The legislature's 2015 session opened on Friday. The integration of Beijing with its neighbors Hebei Province and Tianjin Municipality is one of the meeting's hot topics. The integration aims to transfer some of the capital's functions to Hebei and Tianjin.

Wang said in his government work report on Friday that the city will implement a residence certificate system this year, and continue to shut down outdated production capacity with 300 manufacturing firms identified for closure. A number of industrial workshops will also be closed.

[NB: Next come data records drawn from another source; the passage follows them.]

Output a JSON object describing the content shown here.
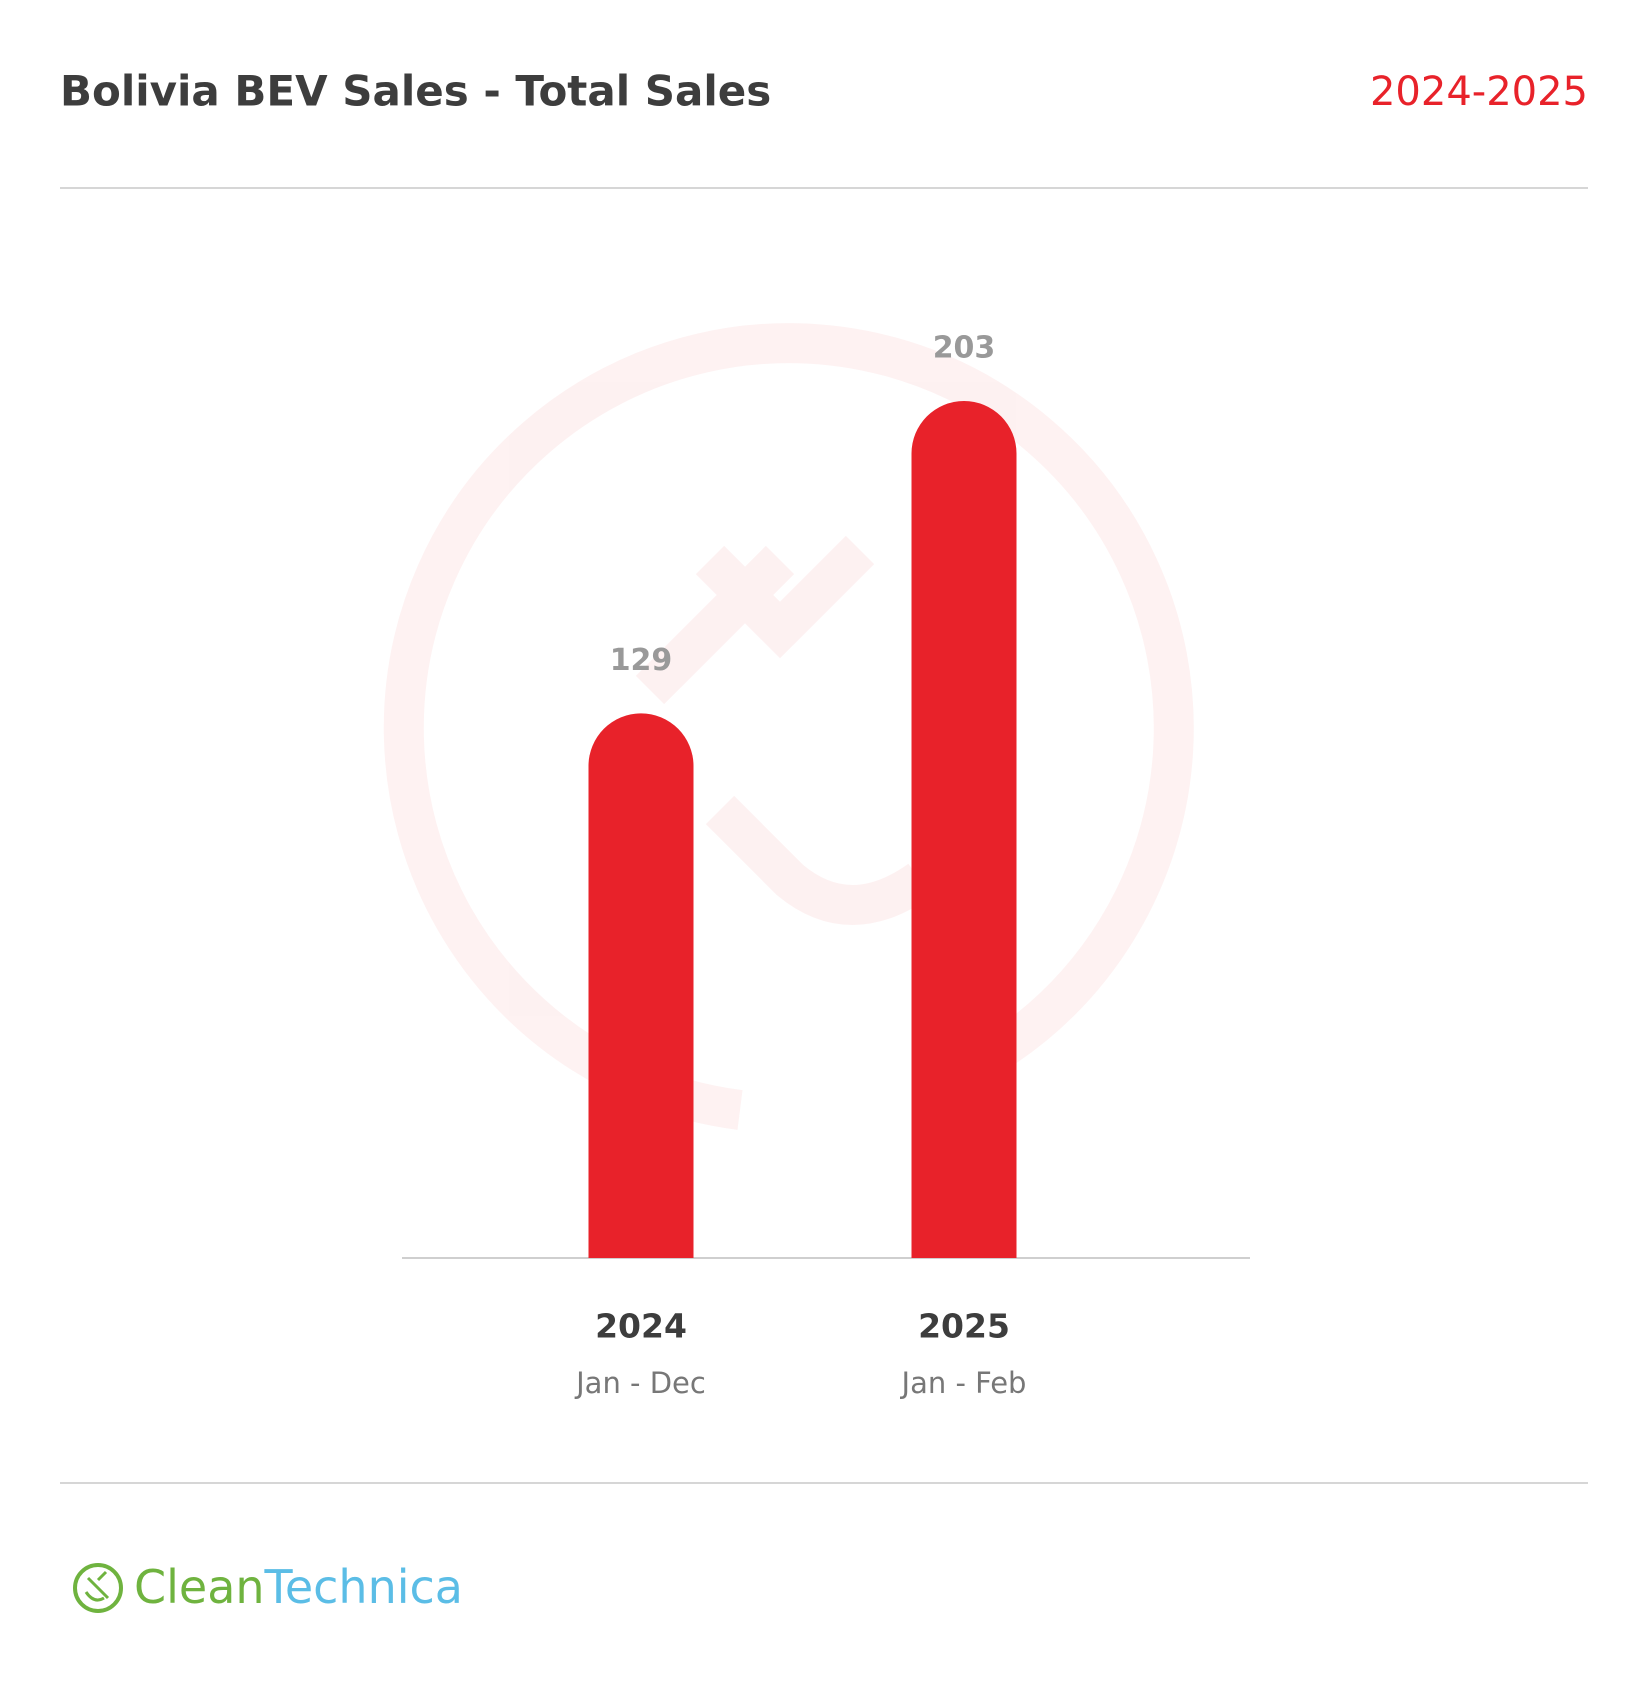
{
  "chart_data": {
    "type": "bar",
    "title": "Bolivia BEV Sales - Total Sales",
    "subtitle": "2024-2025",
    "categories": [
      "2024",
      "2025"
    ],
    "sublabels": [
      "Jan - Dec",
      "Jan - Feb"
    ],
    "values": [
      129,
      203
    ],
    "color": "#e8222a"
  },
  "brand": {
    "first": "Clean",
    "second": "Technica"
  }
}
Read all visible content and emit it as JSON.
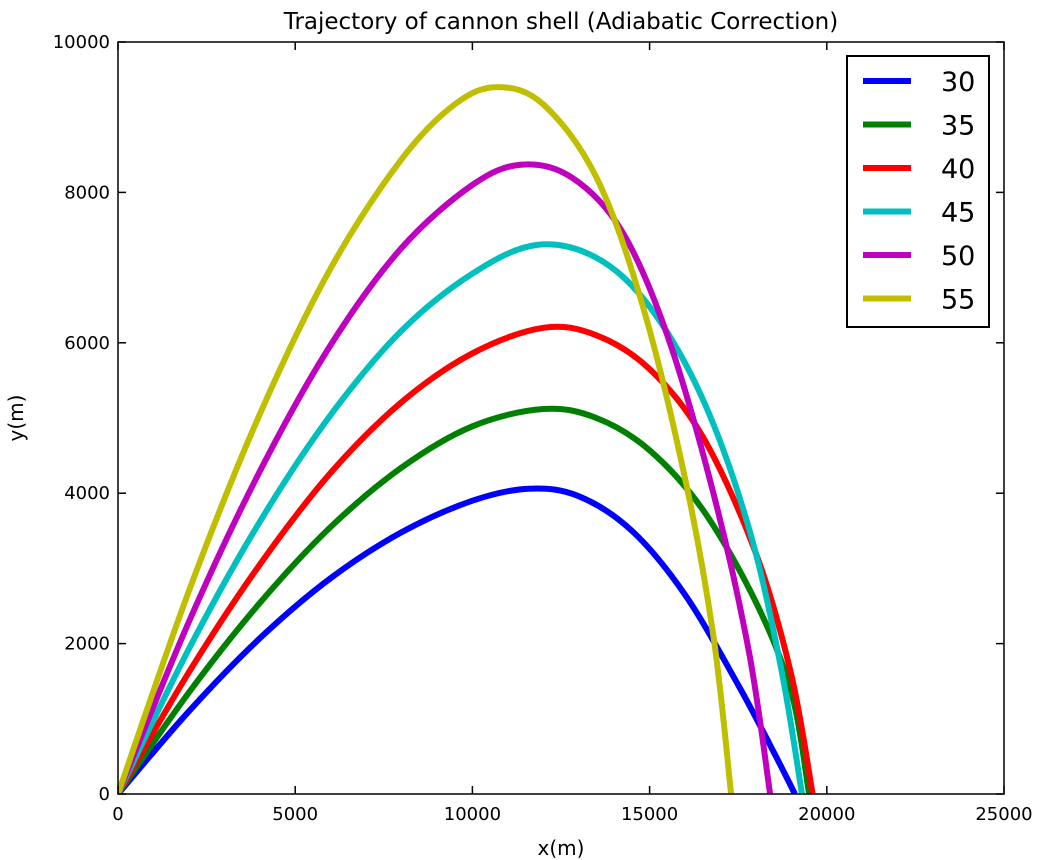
{
  "chart_data": {
    "type": "line",
    "title": "Trajectory of cannon shell (Adiabatic Correction)",
    "xlabel": "x(m)",
    "ylabel": "y(m)",
    "xlim": [
      0,
      25000
    ],
    "ylim": [
      0,
      10000
    ],
    "xticks": [
      "0",
      "5000",
      "10000",
      "15000",
      "20000",
      "25000"
    ],
    "yticks": [
      "0",
      "2000",
      "4000",
      "6000",
      "8000",
      "10000"
    ],
    "grid": false,
    "legend_position": "top-right",
    "series": [
      {
        "name": "30",
        "color": "#0000ff",
        "x": [
          0,
          2000,
          4000,
          6000,
          8000,
          10000,
          11600,
          13000,
          14500,
          16000,
          17500,
          18500,
          19100
        ],
        "y": [
          0,
          1100,
          2070,
          2870,
          3480,
          3900,
          4060,
          3960,
          3500,
          2650,
          1450,
          560,
          0
        ]
      },
      {
        "name": "35",
        "color": "#008000",
        "x": [
          0,
          2000,
          4000,
          6000,
          8000,
          10000,
          12000,
          13500,
          15000,
          16500,
          18000,
          19000,
          19500
        ],
        "y": [
          0,
          1350,
          2540,
          3550,
          4340,
          4890,
          5120,
          5000,
          4570,
          3780,
          2550,
          1350,
          0
        ]
      },
      {
        "name": "40",
        "color": "#ff0000",
        "x": [
          0,
          2000,
          4000,
          6000,
          8000,
          10000,
          12000,
          13500,
          15000,
          16500,
          18000,
          19000,
          19600
        ],
        "y": [
          0,
          1620,
          3050,
          4270,
          5210,
          5860,
          6200,
          6100,
          5650,
          4750,
          3200,
          1580,
          0
        ]
      },
      {
        "name": "45",
        "color": "#00bfbf",
        "x": [
          0,
          2000,
          4000,
          6000,
          8000,
          10000,
          11800,
          13500,
          15000,
          16500,
          17800,
          18700,
          19300
        ],
        "y": [
          0,
          1930,
          3620,
          5040,
          6160,
          6920,
          7300,
          7130,
          6480,
          5250,
          3540,
          1700,
          0
        ]
      },
      {
        "name": "50",
        "color": "#bf00bf",
        "x": [
          0,
          2000,
          4000,
          6000,
          8000,
          10000,
          11400,
          12800,
          14200,
          15500,
          16800,
          17800,
          18400
        ],
        "y": [
          0,
          2290,
          4290,
          5970,
          7260,
          8100,
          8370,
          8200,
          7500,
          6100,
          4000,
          1900,
          0
        ]
      },
      {
        "name": "55",
        "color": "#bfbf00",
        "x": [
          0,
          2000,
          4000,
          6000,
          8000,
          9500,
          10700,
          12000,
          13500,
          14800,
          16000,
          16800,
          17300
        ],
        "y": [
          0,
          2700,
          5050,
          6990,
          8440,
          9170,
          9400,
          9170,
          8200,
          6500,
          4200,
          2100,
          0
        ]
      }
    ]
  }
}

Sun Shuo, deputy director of the Xicheng District government in Beijing, said after the closure of a clothing wholesale market near Beijing Zoo last year, more than 1,300 shops moved out of Beijing. The space will now be allocated to e-commerce, banking and financing firms.

The mayor said that the city's central district was a hodgepodge of activities, services and enterprises.

If the planned integration is to succeed, it would not only solve Beijing's population issues, but also bridge the huge public resource and services gap between the capital and its neighbors.